See Sustainable Water, Culture and Community, Local and Sustainable Food, and Land and Nature.
Enhance environmental rights
- Create a legal duty to consider the well-being of future generations, through a Well-being of Future Generations Act.
- Strengthen the Environmental Bill of Rights to include:
- The Canadian Index of Wellbeing.
- An enforceable substantive right to a healthy environment and to keeping its ecosystems and watersheds intact.
- Restoring the independent Environmental Commissioner of Ontario, to report annually on environmental quality, overall well-being, and government’s progress in achieving the goals of this plan.
- Allow citizen lawsuits to enforce pollution limits, a citizen’s right to sue major climate polluters, to seek a court order requiring them to cut their pollution.
- A robust right to public participation in environmentally significant decision-making in Ontario.

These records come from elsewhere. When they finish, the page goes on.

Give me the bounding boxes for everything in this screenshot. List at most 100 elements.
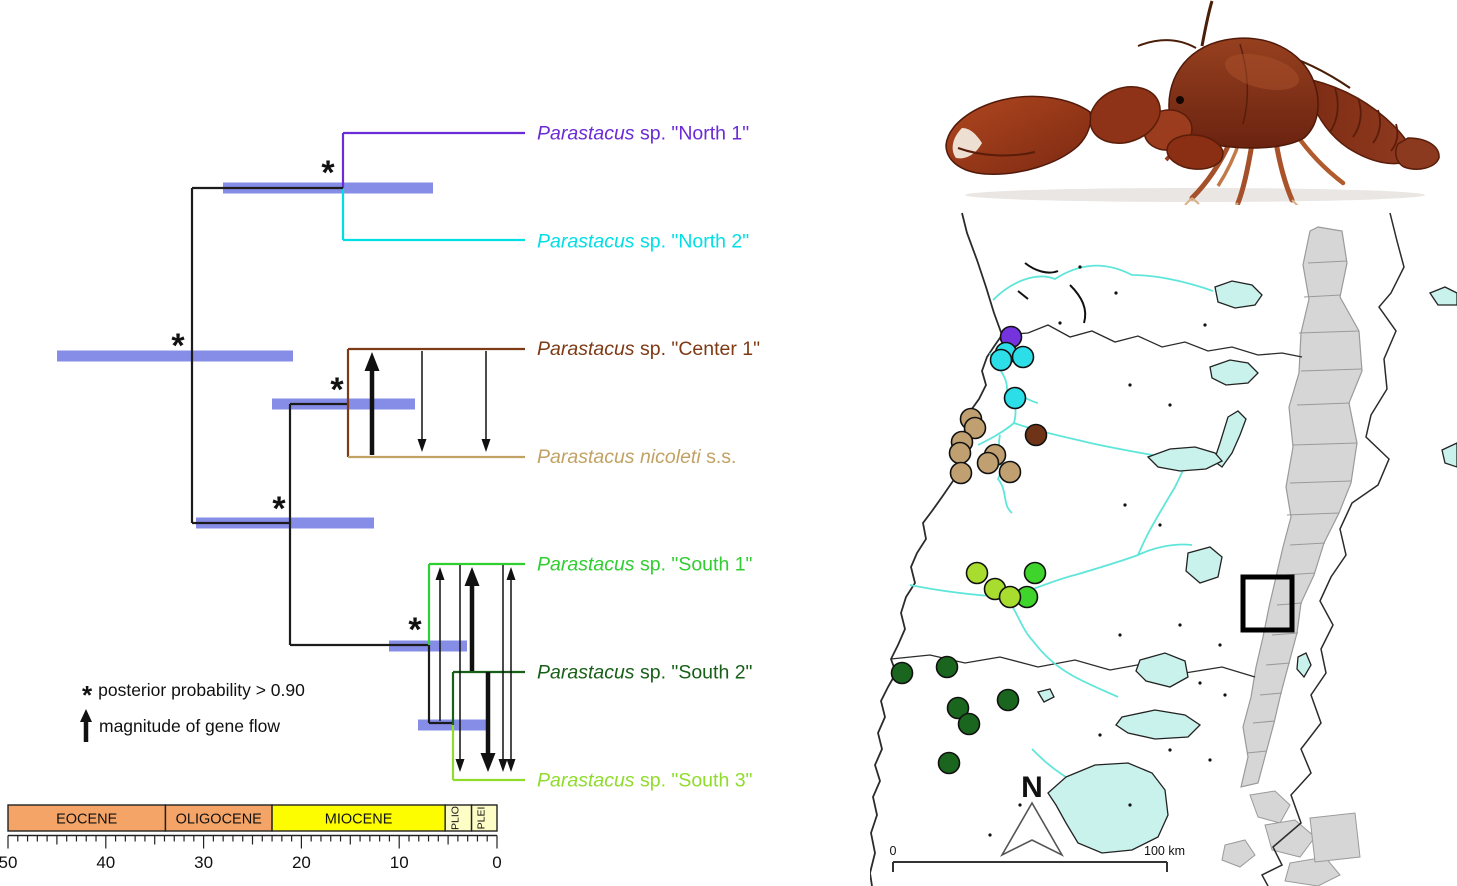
- map-locality-dot-nicoleti: [948, 441, 972, 465]
- leg-tips: [1184, 197, 1299, 205]
- epoch-cell: [444, 804, 473, 832]
- tick-label: 30: [194, 853, 213, 872]
- lake: [1429, 286, 1457, 306]
- andes-division: [1252, 720, 1276, 724]
- gene-flow-arrowhead: [417, 439, 427, 452]
- gene-flow-arrowhead: [506, 759, 516, 772]
- region-boundary: [1001, 324, 1303, 358]
- posterior-probability-asterisk: *: [321, 154, 335, 192]
- map-locality-dot-south3: [965, 561, 989, 585]
- map-locality-dot-south2: [996, 688, 1020, 712]
- andes-division: [1286, 512, 1340, 516]
- map-speck: [1078, 265, 1082, 269]
- study-area-box: [1240, 574, 1295, 633]
- river: [909, 543, 1193, 598]
- andes-division: [1271, 632, 1299, 636]
- map-locality-dot-nicoleti: [949, 461, 973, 485]
- map-locality-dot-north2: [1003, 386, 1027, 410]
- river-dark: [1024, 262, 1059, 274]
- scale-right-label: 100 km: [1144, 844, 1185, 858]
- map-locality-dot-north2: [989, 348, 1013, 372]
- north-arrow: [999, 801, 1065, 857]
- andes-fragment: [1264, 819, 1316, 858]
- eastern-border: [1260, 212, 1405, 886]
- gene-flow-arrowhead: [481, 439, 491, 452]
- leg: [1273, 139, 1295, 203]
- river: [989, 352, 1163, 458]
- map-speck: [1198, 681, 1202, 685]
- asterisk-symbol: *: [82, 680, 93, 710]
- epoch-cell: [164, 804, 273, 832]
- epoch-cell: [470, 804, 498, 832]
- posterior-probability-asterisk: *: [171, 327, 185, 365]
- lake: [1209, 359, 1259, 386]
- river: [977, 422, 1015, 446]
- gene-flow-arrowhead: [498, 759, 508, 772]
- map-locality-dot-south2: [937, 751, 961, 775]
- epoch-label: OLIGOCENE: [176, 812, 263, 828]
- tick-label: 50: [0, 853, 17, 872]
- coastline: [870, 212, 1004, 886]
- andes-division: [1307, 260, 1348, 264]
- map-speck: [1223, 693, 1227, 697]
- lake: [1146, 446, 1224, 472]
- posterior-probability-asterisk: *: [272, 490, 286, 528]
- andes-division: [1298, 330, 1360, 334]
- gene-flow-arrowhead: [364, 352, 380, 371]
- andes-fragment: [1249, 790, 1291, 824]
- map-speck: [1128, 383, 1132, 387]
- map-locality-dot-south3: [998, 585, 1022, 609]
- claw-finger-line: [957, 147, 1036, 157]
- lake: [1135, 652, 1189, 688]
- map-speck: [988, 833, 992, 837]
- epoch-label: PLIO: [449, 806, 461, 830]
- lake: [1185, 546, 1223, 584]
- cervical-groove: [1239, 43, 1249, 125]
- map-locality-dot-south1: [1023, 561, 1047, 585]
- tip-label: Parastacus sp. "Center 1": [537, 338, 760, 360]
- map-speck: [1218, 643, 1222, 647]
- gene-flow-arrowhead: [435, 567, 445, 580]
- map-locality-dot-south2: [957, 712, 981, 736]
- map-speck: [1208, 758, 1212, 762]
- tip-label: Parastacus sp. "North 2": [537, 230, 749, 252]
- epoch-label: PLEI: [475, 807, 487, 830]
- andes-division: [1303, 294, 1342, 298]
- andes-fragment: [1221, 839, 1256, 868]
- river-dark: [1017, 290, 1029, 300]
- abdomen-segments: [1329, 87, 1399, 152]
- lake: [1047, 762, 1169, 854]
- map-locality-dot-north2: [1011, 345, 1035, 369]
- gene-flow-arrowhead: [455, 759, 465, 772]
- map-speck: [1123, 503, 1127, 507]
- andes-fragment: [1309, 812, 1361, 863]
- river: [1004, 596, 1119, 698]
- tail-fan: [1395, 137, 1440, 170]
- epoch-cell: [271, 804, 446, 832]
- gene-flow-legend-text: magnitude of gene flow: [99, 715, 280, 736]
- leg: [1189, 139, 1233, 201]
- river-dark: [1069, 284, 1087, 324]
- tip-label: Parastacus nicoleti s.s.: [537, 446, 736, 468]
- map-speck: [1203, 323, 1207, 327]
- map-speck: [1018, 803, 1022, 807]
- map-locality-dot-nicoleti: [963, 416, 987, 440]
- epoch-label: EOCENE: [56, 812, 118, 828]
- map-speck: [1058, 321, 1062, 325]
- gene-flow-arrow-icon: [80, 709, 92, 742]
- claw-finger-gap: [952, 128, 982, 159]
- crayfish-illustration: [945, 0, 1440, 205]
- map-locality-dot-south2: [890, 661, 914, 685]
- claw-wrist: [1089, 86, 1161, 144]
- lake: [1296, 652, 1312, 679]
- tick-label: 0: [492, 853, 501, 872]
- tree-legend: * posterior probability > 0.90 magnitude…: [76, 678, 396, 750]
- tip-label: Parastacus sp. "South 3": [537, 769, 753, 791]
- lake: [1213, 410, 1247, 468]
- andes-division: [1300, 368, 1363, 372]
- gene-flow-arrowhead: [506, 567, 516, 580]
- carapace-highlight: [1224, 53, 1300, 91]
- andes-division: [1292, 442, 1358, 446]
- gene-flow-arrowhead: [480, 753, 496, 772]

- Support enshrining environmental rights within the Canadian Constitution.
Prepare for what’s coming
Prepare for the climate changes we can’t stop and that are already here, with particular attention to vulnerable people. We will:
- Plan how to manage the health risks to people, including heat, wildfire smoke, flooding, drought and insect-borne diseases.
- Prepare municipalities, infrastructure, buildings, agriculture, and forestry to withstand the increased effects of climate change.
- Create a dedicated $2 billion per year Climate Adaptation Fund to get this overdue work underway.
- Require all large public and private organizations to evaluate their vulnerability to climate shocks and stresses, and to plan how to manage them. This will include providing support tools for building and infrastructure vulnerability assessments.
- Integrate climate resilience into land use planning and approvals, and when designing, sizing and siting infrastructure.
- Expand natural infrastructure on private and public lands to increase resilience to climate risks. (See Sustainable Water.)